Friday, June 13, 2014
Las Vegas, Back From the Bust, Revives Dead Projects
By Brian Louis, Bloomberg.com
For almost five years, the desert plot at the western edge of the Las Vegas valley was home to hulking steel skeletons -- ghostly ruins of a construction project halted by the recession.
Now the 106-acre (43-hectare) site bustles with hundreds of workers building the first phase of Downtown Summerlin, an office, entertainment and retail complex that’s scheduled to open in October. Howard Hughes Corp. (HHC) revived the development last year after the previous owner, General Growth Properties Inc., shut it down in 2008.
The commercial real estate market in Las Vegas, littered with vacant buildings and abandoned construction sites by overreaching developers during the U.S. property crash, is coming back to life as the local economy improves and tourists return to the nation’s gambling capital. Blackstone Group LP’s deal to buy the Cosmopolitan resort and Genting Bhd. (GENT)’s proposed resurrection of an abandoned project on Las Vegas Boulevard are further signs of investor confidence in the nascent recovery.
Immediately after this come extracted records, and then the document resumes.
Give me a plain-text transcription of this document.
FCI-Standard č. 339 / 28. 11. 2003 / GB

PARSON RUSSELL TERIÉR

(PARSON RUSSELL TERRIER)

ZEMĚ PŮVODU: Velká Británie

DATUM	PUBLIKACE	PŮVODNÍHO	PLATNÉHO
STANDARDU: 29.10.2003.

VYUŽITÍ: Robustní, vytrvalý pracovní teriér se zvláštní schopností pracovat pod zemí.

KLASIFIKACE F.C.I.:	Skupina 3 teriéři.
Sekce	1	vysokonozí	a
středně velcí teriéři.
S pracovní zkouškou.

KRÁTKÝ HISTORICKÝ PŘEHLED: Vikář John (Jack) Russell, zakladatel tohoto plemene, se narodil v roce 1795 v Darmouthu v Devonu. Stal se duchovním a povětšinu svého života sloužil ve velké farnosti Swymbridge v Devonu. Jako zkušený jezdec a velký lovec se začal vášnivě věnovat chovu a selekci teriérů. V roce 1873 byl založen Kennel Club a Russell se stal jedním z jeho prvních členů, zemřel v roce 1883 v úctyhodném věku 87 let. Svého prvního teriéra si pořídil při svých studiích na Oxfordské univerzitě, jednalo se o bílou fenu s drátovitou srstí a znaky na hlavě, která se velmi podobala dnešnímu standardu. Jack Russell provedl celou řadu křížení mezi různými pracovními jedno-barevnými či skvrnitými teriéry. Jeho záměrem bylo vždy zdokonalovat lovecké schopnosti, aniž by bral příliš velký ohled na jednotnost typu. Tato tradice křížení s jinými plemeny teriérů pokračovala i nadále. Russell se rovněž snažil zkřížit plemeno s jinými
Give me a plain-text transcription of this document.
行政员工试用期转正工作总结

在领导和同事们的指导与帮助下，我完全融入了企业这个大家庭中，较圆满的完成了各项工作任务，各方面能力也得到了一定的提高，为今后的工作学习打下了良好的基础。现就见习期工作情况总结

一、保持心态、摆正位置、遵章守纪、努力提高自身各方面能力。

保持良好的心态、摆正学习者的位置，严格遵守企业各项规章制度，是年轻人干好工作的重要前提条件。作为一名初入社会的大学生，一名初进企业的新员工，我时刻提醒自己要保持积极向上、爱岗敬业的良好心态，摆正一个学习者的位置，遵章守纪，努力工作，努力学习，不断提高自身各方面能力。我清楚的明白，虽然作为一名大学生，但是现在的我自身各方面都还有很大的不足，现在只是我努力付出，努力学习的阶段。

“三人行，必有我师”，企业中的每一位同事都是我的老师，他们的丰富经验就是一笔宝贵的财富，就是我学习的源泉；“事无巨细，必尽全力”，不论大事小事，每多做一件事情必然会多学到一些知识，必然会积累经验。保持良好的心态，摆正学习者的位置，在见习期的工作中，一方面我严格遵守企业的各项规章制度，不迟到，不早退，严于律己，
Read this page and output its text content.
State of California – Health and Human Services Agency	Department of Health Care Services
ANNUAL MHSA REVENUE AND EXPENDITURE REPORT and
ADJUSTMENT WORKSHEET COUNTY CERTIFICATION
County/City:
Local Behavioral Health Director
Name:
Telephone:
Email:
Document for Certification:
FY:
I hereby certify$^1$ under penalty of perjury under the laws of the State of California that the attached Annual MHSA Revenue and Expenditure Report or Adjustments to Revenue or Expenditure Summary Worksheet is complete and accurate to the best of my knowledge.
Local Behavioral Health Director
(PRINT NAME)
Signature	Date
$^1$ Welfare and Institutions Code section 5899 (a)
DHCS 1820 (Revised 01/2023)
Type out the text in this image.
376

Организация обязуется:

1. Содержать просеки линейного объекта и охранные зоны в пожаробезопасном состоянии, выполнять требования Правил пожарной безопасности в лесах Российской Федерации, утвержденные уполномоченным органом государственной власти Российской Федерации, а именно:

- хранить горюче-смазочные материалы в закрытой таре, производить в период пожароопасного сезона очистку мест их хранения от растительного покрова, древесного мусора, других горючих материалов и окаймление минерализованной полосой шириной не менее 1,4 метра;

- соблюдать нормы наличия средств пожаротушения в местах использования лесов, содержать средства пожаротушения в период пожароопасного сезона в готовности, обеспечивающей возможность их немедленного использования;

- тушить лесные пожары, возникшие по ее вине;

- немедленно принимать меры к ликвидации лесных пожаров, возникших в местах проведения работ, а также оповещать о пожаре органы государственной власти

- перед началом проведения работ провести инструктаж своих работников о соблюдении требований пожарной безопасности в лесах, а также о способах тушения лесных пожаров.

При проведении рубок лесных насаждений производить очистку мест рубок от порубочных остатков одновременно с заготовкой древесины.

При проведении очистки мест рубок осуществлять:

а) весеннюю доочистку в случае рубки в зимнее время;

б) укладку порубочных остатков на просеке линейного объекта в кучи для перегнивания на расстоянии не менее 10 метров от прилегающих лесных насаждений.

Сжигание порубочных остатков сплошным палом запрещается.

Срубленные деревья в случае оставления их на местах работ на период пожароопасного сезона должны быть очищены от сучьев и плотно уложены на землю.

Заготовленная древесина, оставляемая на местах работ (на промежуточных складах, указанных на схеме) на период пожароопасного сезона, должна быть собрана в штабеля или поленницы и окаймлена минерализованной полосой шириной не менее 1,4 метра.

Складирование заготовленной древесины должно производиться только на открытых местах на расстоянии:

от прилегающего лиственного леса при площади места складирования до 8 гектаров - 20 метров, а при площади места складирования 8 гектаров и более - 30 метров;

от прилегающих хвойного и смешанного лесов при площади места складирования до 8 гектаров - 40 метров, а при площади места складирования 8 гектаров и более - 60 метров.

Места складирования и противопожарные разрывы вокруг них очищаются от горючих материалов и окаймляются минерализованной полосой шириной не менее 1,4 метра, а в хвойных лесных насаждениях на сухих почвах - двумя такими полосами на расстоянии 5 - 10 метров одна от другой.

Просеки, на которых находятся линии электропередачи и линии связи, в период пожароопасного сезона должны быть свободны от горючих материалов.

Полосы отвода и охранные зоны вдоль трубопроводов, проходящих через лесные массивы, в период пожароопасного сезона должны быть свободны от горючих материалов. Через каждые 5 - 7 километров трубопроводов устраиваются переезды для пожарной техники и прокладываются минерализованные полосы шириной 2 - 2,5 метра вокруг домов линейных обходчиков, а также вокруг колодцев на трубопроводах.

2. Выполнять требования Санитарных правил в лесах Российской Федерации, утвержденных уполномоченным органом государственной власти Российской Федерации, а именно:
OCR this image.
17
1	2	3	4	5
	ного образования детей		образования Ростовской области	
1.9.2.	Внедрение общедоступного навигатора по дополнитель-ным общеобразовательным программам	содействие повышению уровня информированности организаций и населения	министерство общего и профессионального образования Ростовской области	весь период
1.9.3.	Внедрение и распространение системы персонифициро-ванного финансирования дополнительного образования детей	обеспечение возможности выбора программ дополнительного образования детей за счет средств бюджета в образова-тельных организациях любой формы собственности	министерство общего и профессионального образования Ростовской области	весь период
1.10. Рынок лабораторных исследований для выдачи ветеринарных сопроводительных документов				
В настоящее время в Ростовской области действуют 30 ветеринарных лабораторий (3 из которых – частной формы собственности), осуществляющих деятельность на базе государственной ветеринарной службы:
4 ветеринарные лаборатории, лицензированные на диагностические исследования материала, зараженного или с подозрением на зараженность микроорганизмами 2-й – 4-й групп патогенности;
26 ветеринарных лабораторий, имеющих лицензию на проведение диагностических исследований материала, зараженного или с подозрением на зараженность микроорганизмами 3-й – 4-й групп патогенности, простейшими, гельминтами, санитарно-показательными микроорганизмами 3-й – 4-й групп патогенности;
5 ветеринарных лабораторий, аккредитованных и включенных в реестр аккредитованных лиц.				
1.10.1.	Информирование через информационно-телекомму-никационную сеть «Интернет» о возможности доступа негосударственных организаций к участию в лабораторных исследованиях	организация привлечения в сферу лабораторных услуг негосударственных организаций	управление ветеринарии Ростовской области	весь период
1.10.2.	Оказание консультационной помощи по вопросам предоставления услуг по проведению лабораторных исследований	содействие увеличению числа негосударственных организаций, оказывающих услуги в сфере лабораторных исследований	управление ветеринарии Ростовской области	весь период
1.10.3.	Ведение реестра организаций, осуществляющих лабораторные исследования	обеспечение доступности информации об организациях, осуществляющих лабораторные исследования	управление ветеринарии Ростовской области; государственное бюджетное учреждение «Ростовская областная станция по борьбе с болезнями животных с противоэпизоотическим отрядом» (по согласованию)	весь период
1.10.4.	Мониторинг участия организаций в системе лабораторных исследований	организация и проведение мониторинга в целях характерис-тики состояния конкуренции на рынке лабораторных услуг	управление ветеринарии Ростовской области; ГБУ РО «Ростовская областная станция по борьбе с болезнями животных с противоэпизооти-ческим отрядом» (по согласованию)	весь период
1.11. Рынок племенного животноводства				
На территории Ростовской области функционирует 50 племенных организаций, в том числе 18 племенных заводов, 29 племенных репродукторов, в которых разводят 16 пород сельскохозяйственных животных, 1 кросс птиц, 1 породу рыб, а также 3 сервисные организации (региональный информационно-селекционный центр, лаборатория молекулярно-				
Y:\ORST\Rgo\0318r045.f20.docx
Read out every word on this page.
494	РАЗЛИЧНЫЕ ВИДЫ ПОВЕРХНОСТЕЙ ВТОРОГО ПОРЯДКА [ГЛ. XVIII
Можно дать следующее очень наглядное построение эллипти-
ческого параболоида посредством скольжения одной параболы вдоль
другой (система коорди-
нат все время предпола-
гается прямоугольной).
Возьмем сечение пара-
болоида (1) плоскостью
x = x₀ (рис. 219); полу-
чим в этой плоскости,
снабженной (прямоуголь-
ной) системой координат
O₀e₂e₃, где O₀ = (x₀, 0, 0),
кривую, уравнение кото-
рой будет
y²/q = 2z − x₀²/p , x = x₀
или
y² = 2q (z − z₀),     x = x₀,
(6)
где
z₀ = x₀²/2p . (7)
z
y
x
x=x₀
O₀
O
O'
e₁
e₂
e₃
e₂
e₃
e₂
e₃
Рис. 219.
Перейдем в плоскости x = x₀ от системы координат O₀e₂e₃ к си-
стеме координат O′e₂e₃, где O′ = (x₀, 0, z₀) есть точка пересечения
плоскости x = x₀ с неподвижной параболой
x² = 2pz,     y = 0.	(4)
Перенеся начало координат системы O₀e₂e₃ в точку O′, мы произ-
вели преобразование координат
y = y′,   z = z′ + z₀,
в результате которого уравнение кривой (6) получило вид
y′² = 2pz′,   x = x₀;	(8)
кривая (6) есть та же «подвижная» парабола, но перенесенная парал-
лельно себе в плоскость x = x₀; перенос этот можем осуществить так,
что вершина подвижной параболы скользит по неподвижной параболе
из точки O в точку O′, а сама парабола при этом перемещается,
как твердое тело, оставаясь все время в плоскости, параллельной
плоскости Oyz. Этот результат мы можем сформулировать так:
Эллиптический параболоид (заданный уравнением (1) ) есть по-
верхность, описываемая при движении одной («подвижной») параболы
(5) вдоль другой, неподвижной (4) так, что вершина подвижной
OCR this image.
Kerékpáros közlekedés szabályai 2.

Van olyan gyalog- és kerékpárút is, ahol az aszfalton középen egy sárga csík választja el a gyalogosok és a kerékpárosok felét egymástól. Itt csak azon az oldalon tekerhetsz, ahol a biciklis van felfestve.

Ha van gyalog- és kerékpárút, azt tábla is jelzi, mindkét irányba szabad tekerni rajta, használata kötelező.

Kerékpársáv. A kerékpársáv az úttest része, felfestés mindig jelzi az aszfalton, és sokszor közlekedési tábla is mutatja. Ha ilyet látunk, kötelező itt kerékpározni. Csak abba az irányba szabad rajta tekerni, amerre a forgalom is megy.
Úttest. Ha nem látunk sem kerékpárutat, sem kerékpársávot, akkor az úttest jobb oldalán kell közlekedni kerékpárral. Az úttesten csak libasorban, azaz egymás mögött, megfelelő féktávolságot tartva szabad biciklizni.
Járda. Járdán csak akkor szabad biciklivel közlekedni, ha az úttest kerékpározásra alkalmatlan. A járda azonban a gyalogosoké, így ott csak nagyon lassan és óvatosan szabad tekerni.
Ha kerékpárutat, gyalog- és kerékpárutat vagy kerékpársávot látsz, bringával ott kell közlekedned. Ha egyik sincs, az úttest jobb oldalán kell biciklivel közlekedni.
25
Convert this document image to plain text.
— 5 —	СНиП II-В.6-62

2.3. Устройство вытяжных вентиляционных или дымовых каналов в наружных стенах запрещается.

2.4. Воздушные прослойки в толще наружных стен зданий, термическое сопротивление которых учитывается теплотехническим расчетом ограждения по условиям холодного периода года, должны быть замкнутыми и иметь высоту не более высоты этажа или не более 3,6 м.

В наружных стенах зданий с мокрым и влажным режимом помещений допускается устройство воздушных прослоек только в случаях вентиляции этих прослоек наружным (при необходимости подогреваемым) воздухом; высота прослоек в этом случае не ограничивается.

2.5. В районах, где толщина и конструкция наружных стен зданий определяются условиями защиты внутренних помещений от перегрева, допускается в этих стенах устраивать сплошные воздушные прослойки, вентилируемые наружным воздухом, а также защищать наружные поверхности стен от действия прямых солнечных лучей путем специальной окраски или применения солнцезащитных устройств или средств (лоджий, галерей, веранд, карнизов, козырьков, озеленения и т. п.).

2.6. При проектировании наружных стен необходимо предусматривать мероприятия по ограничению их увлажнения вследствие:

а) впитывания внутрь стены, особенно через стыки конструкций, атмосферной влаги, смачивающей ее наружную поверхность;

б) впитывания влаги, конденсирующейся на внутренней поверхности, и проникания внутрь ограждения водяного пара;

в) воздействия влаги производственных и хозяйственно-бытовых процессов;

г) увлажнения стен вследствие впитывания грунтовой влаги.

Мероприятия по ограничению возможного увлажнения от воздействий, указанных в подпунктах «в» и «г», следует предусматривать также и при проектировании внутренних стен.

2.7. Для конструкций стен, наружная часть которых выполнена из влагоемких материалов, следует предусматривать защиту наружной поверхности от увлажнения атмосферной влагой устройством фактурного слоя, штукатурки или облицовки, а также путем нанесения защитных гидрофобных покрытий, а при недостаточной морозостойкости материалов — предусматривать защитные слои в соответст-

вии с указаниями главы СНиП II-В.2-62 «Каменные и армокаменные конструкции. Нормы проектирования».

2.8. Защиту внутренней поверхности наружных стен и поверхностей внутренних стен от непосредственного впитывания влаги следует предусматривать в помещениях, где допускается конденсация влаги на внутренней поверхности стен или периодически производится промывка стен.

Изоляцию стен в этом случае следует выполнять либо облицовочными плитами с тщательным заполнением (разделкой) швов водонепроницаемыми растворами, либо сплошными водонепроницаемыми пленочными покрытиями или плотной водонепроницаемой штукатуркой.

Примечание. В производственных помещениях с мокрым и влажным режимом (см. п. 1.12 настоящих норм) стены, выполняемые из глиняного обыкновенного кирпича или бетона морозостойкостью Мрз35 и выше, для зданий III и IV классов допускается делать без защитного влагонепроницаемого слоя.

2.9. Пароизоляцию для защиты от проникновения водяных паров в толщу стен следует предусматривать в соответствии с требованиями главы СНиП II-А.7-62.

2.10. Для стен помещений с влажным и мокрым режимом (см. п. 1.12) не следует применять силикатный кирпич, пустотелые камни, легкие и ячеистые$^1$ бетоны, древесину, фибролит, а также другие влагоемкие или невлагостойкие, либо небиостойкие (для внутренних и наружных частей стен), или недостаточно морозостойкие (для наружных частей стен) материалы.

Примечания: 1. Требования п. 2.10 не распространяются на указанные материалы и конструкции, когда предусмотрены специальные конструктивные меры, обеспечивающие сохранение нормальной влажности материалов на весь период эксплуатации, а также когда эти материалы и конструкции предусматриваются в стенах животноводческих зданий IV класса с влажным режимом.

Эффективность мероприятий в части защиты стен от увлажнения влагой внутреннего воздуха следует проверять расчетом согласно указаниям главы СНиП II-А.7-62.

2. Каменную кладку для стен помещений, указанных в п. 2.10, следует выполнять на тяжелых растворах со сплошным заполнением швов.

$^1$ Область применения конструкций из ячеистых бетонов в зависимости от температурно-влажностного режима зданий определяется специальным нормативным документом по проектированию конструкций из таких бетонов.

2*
Las Vegas “kind of went through this frozen period,” said John Matt Stater, research manager for brokerage Colliers International in the city. “Over the last year we really got the blood pumping now, and things are moving fast.”
About a 20-minute drive from the Strip is the site of Hughes Corp.’s Downtown Summerlin, which eventually will encompass 400 acres. It’s part of the broader Summerlin community, which has been under development for more than 20 years and has about 100,000 residents. Hughes Corp. inherited the development in its 2010 spinoff from Chicago-based General Growth, the second-biggest U.S. mall owner.
Downtown Summerlin, where an eight-story office building is under construction and scheduled to open this year, is “one of the most strategically located real estate developments in the country,” Orrock said. “We expect to draw from the entire region, not just the Summerlin community.”
Summerlin, 8 miles (13 kilometers) west of downtown Las Vegas, has nine golf courses and is adjacent to Red Rock Canyon National Conservation Area, according to Hughes Corp. The land was once owned by billionaire Howard Hughes, who bought the property in the 1950s and named it after his grandmother, Jean Amelia Summerlin. The first homeowner moved in in 1991, Orrock said.
“We’ve gone 23 years without a major retail component to the project,” he said. Downtown Summerlin “will be one of the more successful projects in the country.”